Şimdi böyle vurucu bir dialoğu okuduktan sonra kitabın romantik ve dramatik yanının daha ağırlıklı olduğunu sanmayın lütfen. Ciddi anlamda vurucu ve sizi yerle bir eden yerleri az değil kesinlikle. (Özellikle bir "Karanfil Kız" öyküsü var ki, okurken dağılıyorsunuz. Hatta sırf o öykü için bile bu kitap okunur gibi iddalı cümleler bile kurabilirsiniz, o derece güzel.) Ama Alper Kamu'yu Alper Kamu yapan kara mizahıdır. Hatta buna da bir örnek vermek gerekirse Alper ile komiser yardımcısı Onur Çalışkan arasında geçen ve içinde bulunduğumuz günler açısından da anlamlı olan şu diyaloğu paylaşmak isterim.
" 'Hatrınızı sormaya geldim' diye yanıtladım elimdeki dosyayı kapatıp masanın üzerine atarken.
   ' Beni merak ettin yani, hepsi bu, öyle mi?' Tavrı alaycı, bakışları kuşkucuydu.
   ' Yok' dedim, 'hepsi o değil. Bir de o 1 Mayıs gösterilerinde ananız babanız yaşında insanların üstüne kurt köpekleriyle, biber gazlarıyla falan saldırmaya hiç utanmıyor musunuz, onu merak ettim' Ben hesapta gönlünü almayacak mıydım bunun?
   Onur Çalışkan'ın suratı mosmor kesilmişti. 'Ben... asla.... bak...' falan gibi bir şeyler geveledi.
 'Tamam tamam' dedim. ' Biliyorum sizin bir suçunuz yok, emir kulusunuz. Eminim size kalsa dünya çok daha iyi bir yer olurdu.' "

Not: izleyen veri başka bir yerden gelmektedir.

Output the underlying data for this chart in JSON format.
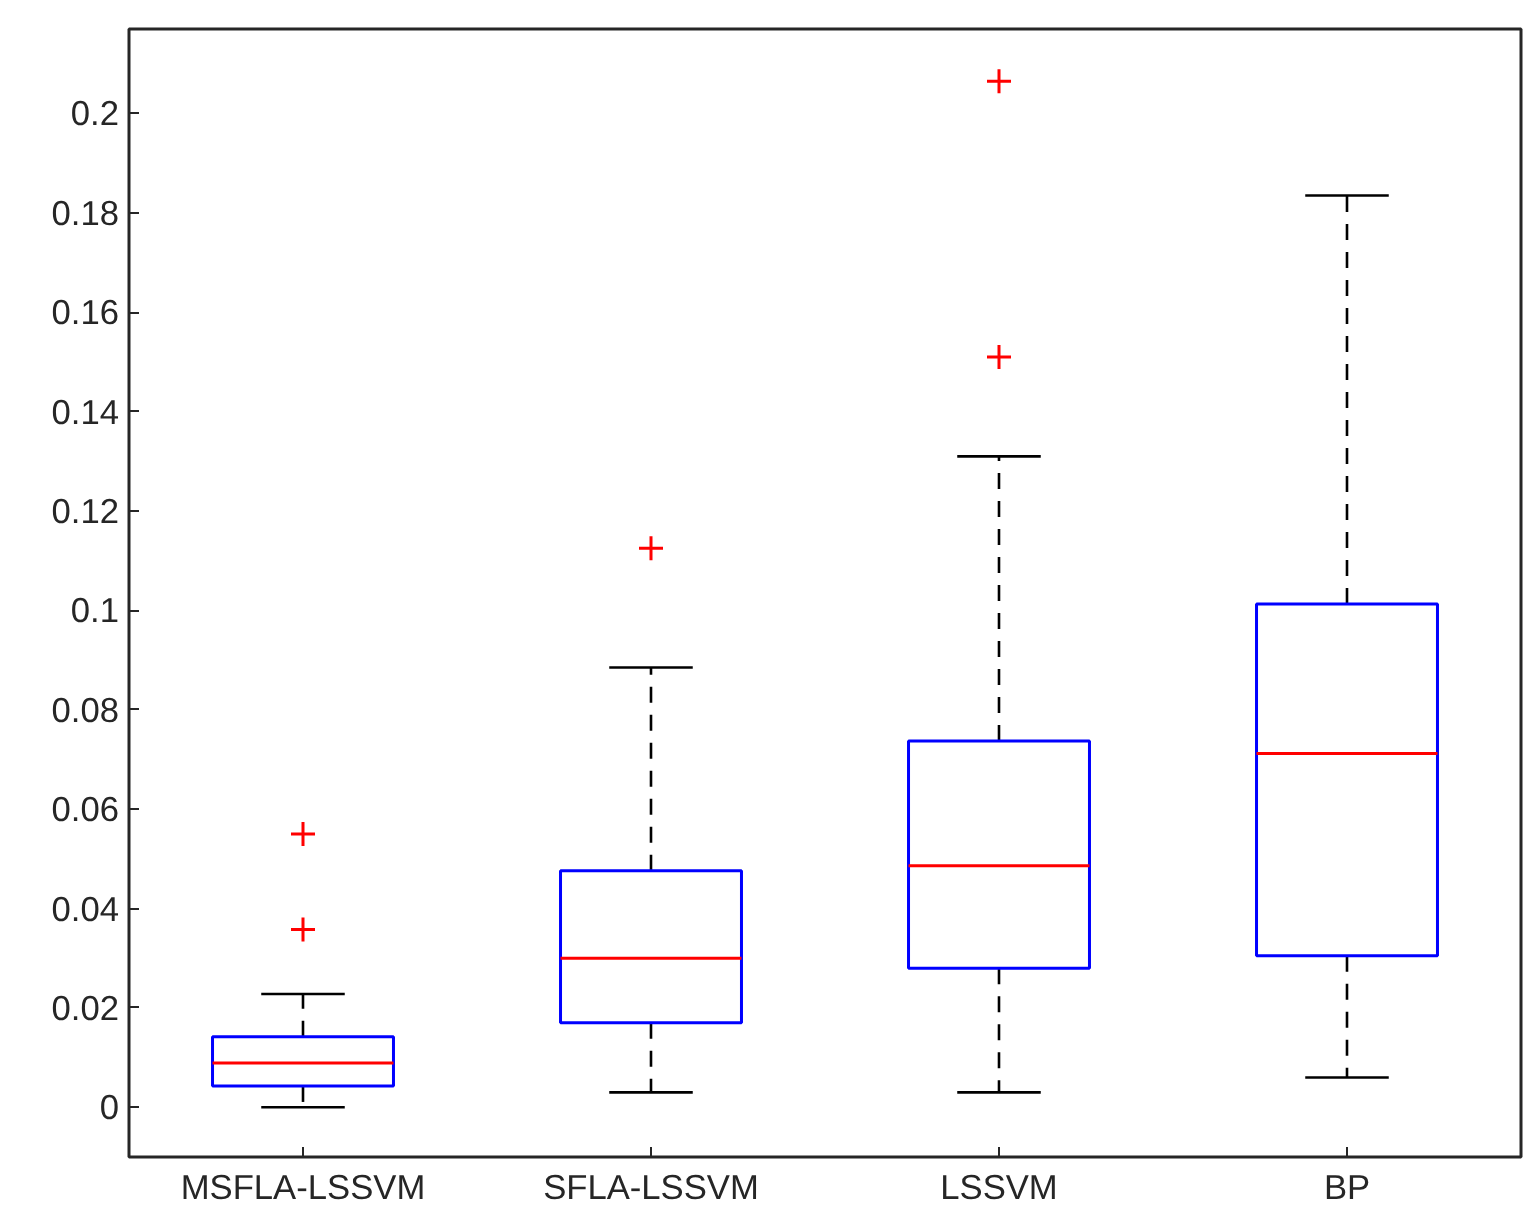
{
  "chart_data": {
    "type": "box",
    "categories": [
      "MSFLA-LSSVM",
      "SFLA-LSSVM",
      "LSSVM",
      "BP"
    ],
    "series": [
      {
        "color": "#0000ff",
        "boxes": [
          {
            "low": 0,
            "q1": 0.0043,
            "median": 0.0089,
            "q3": 0.0142,
            "high": 0.0228,
            "outliers": [
              0.0358,
              0.055
            ]
          },
          {
            "low": 0.003,
            "q1": 0.017,
            "median": 0.03,
            "q3": 0.0476,
            "high": 0.0885,
            "outliers": [
              0.1125
            ]
          },
          {
            "low": 0.003,
            "q1": 0.028,
            "median": 0.0486,
            "q3": 0.0737,
            "high": 0.131,
            "outliers": [
              0.151,
              0.2065
            ]
          },
          {
            "low": 0.006,
            "q1": 0.0305,
            "median": 0.0712,
            "q3": 0.1013,
            "high": 0.1835
          }
        ]
      }
    ],
    "marker": "cross",
    "ylim": [
      -0.01,
      0.217
    ],
    "yticks": [
      0,
      0.02,
      0.04,
      0.06,
      0.08,
      0.1,
      0.12,
      0.14,
      0.16,
      0.18,
      0.2
    ]
  }
}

Yeni çıkan bir kitap hakkında daha fazla spoiler vermeden kendimi durdurmak için toparlamak gerekirse. İlk kitaptan bile iyi diyebileceğim kadar oturmuş bir dil ve mizaha sahip "Alper Kamu- Cehennem Çiçeği". Aynı zamanda da bu mizah zemininden midir yoksa ayrıca okunduğunda da ağlatacak kapasitede öyküler yazmayı başarabildiğinden midir bilemem ama Alper Canıgüz bu romanında dramatik yazarlık tarafının çıtasını da gayet yukarılara taşımış. Yalnız bu kadar övdükten sonra bir kaç eleştiri yapmamın da pek sakıncası olmayacaktır diye düşünerek şunu eklemek istiyorum; çok okuyan, zeki ve bilgili bir kardeşmiz olsa da Alper, romanın arasında giren ansiklopedik kıvamda olmasa da o konseptteki bilgiler, okuyucuyu romandan koparabiliyor. Tabii ki bir Ahmet Mithat Efendi havası yok ama yine de daha az bilgi verilmesi sanki daha da sıcaklaştırabilirdi romanı.

Son olarak;

"Bütün aşklar küllenir, bütün babalar ölür, bütün hikayeler biter. Birinin yıkıntıların nöbetini tutması gerekir; işte o yüzden, biri hariç bütün çocuklar büyür."